El tiempo de los amantes

Crítica de Pablo E. Arahuete - CineFreaks

Te vi en un tren

Los trenes y los relojes marcan las directrices en este microcosmos construido meticulosamente en el film de Jérôme Bonnell, El tiempo de los amantes, cuya traducción del original debería haber sido Un tiempo para la aventura o tal vez un tiempo para la fuga.

Precisamente es la fuga y la fugacidad lo que define conceptualmente a una breve pero intensa aventura romántica entre dos desconocidos, Alix (Emmanuelle Devos) y Douglas (Gabriel Byrne) en lo que comienza a partir de un intercambio de miradas a bordo de un tren rumbo a París. Ella por motivos laborales y él para despedir a una mujer muy influyente en su vida.

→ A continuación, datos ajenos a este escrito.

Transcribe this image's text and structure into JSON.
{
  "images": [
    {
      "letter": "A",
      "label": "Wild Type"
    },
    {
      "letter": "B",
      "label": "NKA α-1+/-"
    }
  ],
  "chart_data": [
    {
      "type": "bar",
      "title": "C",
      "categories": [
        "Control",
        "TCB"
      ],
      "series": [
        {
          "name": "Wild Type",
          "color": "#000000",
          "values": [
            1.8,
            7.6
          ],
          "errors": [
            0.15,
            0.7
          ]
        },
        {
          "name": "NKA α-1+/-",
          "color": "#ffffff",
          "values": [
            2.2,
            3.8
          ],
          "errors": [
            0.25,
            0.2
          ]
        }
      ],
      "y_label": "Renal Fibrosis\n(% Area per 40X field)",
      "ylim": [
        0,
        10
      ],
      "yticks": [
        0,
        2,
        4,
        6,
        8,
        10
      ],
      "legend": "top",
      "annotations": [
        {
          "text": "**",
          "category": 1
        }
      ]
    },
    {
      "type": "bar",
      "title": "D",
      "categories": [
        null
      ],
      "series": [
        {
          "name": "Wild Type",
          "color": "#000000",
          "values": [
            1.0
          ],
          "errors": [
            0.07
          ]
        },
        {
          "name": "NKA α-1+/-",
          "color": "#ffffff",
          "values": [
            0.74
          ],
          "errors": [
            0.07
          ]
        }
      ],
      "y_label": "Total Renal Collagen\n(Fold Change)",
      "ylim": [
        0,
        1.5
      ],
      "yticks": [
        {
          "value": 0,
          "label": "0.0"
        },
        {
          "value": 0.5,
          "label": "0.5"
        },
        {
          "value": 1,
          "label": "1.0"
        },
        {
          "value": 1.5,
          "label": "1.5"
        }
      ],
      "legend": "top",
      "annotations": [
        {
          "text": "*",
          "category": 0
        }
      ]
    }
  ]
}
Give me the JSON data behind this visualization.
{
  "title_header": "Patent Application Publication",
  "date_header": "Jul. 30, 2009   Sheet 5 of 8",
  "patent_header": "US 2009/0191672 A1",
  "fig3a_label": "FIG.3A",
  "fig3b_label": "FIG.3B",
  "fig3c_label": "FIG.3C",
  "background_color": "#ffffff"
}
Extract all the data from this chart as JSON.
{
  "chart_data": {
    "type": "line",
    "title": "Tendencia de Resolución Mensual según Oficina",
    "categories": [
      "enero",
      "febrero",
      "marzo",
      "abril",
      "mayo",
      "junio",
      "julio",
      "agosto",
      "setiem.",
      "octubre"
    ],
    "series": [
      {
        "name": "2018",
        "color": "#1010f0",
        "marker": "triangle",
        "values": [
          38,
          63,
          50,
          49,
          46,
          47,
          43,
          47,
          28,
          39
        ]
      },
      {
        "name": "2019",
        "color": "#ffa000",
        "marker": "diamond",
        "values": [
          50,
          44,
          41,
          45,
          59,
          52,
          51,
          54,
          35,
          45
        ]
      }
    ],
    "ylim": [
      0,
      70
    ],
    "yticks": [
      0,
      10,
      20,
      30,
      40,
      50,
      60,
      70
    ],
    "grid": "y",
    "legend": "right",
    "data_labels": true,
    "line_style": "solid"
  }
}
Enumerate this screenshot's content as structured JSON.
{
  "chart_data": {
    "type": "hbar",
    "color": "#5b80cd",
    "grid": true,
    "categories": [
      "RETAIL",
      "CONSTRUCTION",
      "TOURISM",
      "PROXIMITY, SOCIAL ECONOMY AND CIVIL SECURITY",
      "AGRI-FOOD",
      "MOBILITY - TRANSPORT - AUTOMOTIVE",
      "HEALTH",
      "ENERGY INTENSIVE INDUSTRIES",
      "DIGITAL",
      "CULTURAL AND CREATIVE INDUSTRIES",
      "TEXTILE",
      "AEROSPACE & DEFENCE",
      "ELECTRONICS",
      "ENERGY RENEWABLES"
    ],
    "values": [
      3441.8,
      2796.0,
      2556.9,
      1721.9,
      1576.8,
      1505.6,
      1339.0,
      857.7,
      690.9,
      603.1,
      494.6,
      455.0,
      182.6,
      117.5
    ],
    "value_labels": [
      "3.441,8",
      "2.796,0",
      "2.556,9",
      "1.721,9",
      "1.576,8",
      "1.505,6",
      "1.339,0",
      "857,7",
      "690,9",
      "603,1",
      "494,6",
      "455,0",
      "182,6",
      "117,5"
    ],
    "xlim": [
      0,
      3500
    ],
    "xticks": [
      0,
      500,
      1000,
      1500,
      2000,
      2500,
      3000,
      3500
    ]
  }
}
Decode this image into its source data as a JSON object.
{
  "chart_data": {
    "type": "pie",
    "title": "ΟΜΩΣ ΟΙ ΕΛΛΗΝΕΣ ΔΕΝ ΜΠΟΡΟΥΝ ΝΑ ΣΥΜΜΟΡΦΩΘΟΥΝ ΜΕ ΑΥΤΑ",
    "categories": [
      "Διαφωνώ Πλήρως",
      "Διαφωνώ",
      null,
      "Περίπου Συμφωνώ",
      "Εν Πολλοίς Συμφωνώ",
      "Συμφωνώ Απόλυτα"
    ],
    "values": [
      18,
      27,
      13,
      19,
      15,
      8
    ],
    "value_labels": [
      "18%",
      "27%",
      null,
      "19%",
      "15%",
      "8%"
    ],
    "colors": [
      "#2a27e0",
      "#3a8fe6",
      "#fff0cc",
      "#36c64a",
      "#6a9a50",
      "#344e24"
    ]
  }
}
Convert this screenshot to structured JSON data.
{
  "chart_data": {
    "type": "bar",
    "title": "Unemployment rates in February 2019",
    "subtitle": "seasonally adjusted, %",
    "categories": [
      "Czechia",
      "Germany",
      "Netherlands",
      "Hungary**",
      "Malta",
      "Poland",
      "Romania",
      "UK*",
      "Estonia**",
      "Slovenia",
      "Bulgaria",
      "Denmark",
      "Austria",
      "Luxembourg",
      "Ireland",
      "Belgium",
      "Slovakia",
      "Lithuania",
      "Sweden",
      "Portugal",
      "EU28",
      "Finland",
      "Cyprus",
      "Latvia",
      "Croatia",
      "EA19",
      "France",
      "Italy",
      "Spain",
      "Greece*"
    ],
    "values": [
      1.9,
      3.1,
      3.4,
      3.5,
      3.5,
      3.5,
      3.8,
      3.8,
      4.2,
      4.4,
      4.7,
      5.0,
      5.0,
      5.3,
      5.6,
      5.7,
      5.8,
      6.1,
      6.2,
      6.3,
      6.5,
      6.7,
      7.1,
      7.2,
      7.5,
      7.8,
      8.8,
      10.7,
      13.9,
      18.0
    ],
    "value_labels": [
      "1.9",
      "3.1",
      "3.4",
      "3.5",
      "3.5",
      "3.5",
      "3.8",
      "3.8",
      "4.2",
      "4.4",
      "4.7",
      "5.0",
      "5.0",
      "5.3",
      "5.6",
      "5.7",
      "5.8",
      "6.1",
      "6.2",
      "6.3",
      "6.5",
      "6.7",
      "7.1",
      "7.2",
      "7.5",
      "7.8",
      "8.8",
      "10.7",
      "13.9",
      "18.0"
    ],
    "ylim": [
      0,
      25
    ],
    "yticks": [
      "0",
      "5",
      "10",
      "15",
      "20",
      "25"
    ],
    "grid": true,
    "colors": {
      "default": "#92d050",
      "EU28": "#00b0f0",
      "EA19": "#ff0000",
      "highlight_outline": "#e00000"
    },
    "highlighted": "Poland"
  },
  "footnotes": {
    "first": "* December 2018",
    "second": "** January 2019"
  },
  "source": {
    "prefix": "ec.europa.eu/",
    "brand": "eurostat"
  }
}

Ambos personajes comparten con el espectador ese halo de misterio lo suficientemente poderoso para anhelar que ese fugaz cruce en el tren se prolongue durante el resto del film, sujetos al devenir de lo impredecible y expuestos uno frente al otro sin necesidad de otra cosa que ser lo más genuinos posible cuando la pasión se hace carne y la rutina cotidiana se diluye por un periodo efímero donde todo es alcanzable, inclusive comenzar de cero una relación sin estar atado al pasado ni al futuro.

Es el presente en su estado de máxima pureza aquel elixir que entusiasma y a la vez aturde a la protagonista, actriz de vocación que intenta trazar su propio camino aceptando castings que la llevan por las periferias de Francia, sin un euro en el bolsillo –el apunte de la crisis social en Francia está presente- y desorientada en lo que a su porvenir se refiere.

El pretexto de un llamado a su novio (siempre fuera de campo) para anoticiarlo de algo importante que nunca se concreta es el aliciente para dejarse arrastrar por el deseo y seguir los pasos, o mejor dicho las huellas imperfectas de ese hombre perfecto que con su mirada taciturna ya expuesta en el tren invita a abordarlo y por qué no contenerlo.

Así las cosas, los dos extraños se conectan desde la intimidad con ese juego de seducción prohibido que implica el desconocimiento del otro para llegar al extremo y ubicarse en la encrucijada que puede imprimirle un continuará a su apasionada relación casual pero para que ese elemento tome vida y destruya todo lo que constituye el temor a equivocarse parecería no haber tiempo ni lugar propicio para llevarse a cabo.

Los trenes parten y los relojes no se detienen, pero su avance es tan imperceptible como el instante en el encantamiento que trastoca la realidad y vuelve a ese viaje una aventura en sí. Aunque el destino siga siendo siempre el mismo.